Aussi indéfinissable qu’insaisissable, le kitsch prolifère partout, des musées les plus prestigieux aux vide-greniers. Une consécration paradoxale pour un phénomène dont l’essence même est son caractère commun.


Vieille d’un siècle et demi – si on la fait commencer avec l’apparition du mot lui-même, dans la deuxième moitié du XIXᵉ siècle, l’histoire du kitsch est celle d’une irrésistible extension dont, en 1939, le critique américain Clement Greenberg annonçait le caractère impérieux (et impérialiste) :

« Il a effectué un tour du monde triomphal, envahissant et défigurant les cultures particulières de chacun des pays qu’il a successivement colonisés ; il est en train de s’imposer comme une culture universelle, la première culture universelle qui ait jamais existé. »

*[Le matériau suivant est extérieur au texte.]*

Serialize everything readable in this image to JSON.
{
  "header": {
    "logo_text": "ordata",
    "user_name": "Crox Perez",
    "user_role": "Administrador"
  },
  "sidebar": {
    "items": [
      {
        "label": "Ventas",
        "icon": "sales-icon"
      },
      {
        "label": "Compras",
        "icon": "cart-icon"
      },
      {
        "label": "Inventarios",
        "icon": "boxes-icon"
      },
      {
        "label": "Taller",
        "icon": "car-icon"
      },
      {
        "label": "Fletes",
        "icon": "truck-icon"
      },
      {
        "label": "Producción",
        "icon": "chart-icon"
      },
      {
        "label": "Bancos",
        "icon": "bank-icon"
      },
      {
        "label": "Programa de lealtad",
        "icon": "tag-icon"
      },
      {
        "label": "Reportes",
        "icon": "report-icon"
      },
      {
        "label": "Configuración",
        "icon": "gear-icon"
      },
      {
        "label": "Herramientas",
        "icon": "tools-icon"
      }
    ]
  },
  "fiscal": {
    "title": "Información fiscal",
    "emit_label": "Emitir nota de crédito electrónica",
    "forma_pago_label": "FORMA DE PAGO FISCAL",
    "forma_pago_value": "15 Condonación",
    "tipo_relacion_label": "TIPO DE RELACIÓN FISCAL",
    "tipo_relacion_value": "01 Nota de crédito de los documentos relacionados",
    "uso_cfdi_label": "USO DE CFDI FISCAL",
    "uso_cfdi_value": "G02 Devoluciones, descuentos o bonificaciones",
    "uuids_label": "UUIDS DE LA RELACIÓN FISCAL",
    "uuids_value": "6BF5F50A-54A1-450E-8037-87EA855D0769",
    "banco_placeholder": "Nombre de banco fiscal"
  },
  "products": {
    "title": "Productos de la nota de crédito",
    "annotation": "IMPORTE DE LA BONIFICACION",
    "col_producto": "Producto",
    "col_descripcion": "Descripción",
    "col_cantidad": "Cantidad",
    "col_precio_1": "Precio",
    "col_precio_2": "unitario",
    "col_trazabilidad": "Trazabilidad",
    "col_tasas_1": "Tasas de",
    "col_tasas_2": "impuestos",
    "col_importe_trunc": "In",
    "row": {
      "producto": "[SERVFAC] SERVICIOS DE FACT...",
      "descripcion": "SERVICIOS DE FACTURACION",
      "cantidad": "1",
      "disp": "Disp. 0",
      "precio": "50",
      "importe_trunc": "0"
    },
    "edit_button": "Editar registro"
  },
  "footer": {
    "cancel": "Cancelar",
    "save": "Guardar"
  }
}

Elle est aussi, depuis un quart de siècle notamment, celle d’une ascension non moins spectaculaire, lui ayant permis d’accéder aux lieux les plus prestigieux. Dans les expositions Pierre et Gilles au Jeu de Paume (2007) ou Takashi Murakami au château de Versailles (2010) se montre un kitsch débarrassé de tout relent de marginalité, géographique, sociale ou artistique. Le succès de Jeff Koons – détenant le titre d’artiste vivant le plus cher de l’histoire – est peut-être l’indice le plus certain d’un triomphe envahissant, insolent parfois, du kitsch.

Mais la possibilité même d’une apothéose est paradoxale pour un phénomène impliquant dans sa définition, dans son essence même, un caractère commun, bas ou indigne. Il est impossible de définir en quelques lignes un terme dont presque tous les penseurs qui l’ont abordé soulignent le caractère éminemment fuyant. « Le kitsch échappe comme un lutin à toute définition » écrit le philosophe Theodor Adorno. Cependant, on peut se rappeler utilement son étymologie probable. Celle-ci le rattache aux verbes exprimant en dialecte allemand mecklembourgeois l’action de bâcler (« kitschen ») ou de tromper sur la marchandise (« verkitschen »).

Se pourrait-il qu’il y ait dans ce mensonge le germe d’une sagesse ? Qu’à l’arrogance de la victoire se mêle parfois la lucidité d’un échec ?

Dialectique du kitsch

Il est arrivé plusieurs fois dans l’histoire de l’art qu’un mouvement reprenne à son compte le mot par lequel on a d’abord voulu le dénigrer, et en efface ou en renverse toute nuance péjorative : les mots « impressionnisme » ou « cubisme » étaient à leur début empreints d’un accent de raillerie qui s’est très vite dissipé.

Il en va tout autrement pour le « kitsch ». Celui-ci continue d’impliquer, quel que soit l’éclat de son triomphe, la présence d’une sous-valeur, une fausse valeur ou une contre-valeur. Dans la variété de nuances auxquelles elle peut donner lieu – humour ou cynisme, provocation ou ironie, et jusqu’au plus sincère enthousiasme –, l’adhésion au kitsch est toujours scindée : non l’oubli pur et simple d’un stigmate originel, mais une manière de faire avec lui, de l’intégrer dans une forme de dialectique.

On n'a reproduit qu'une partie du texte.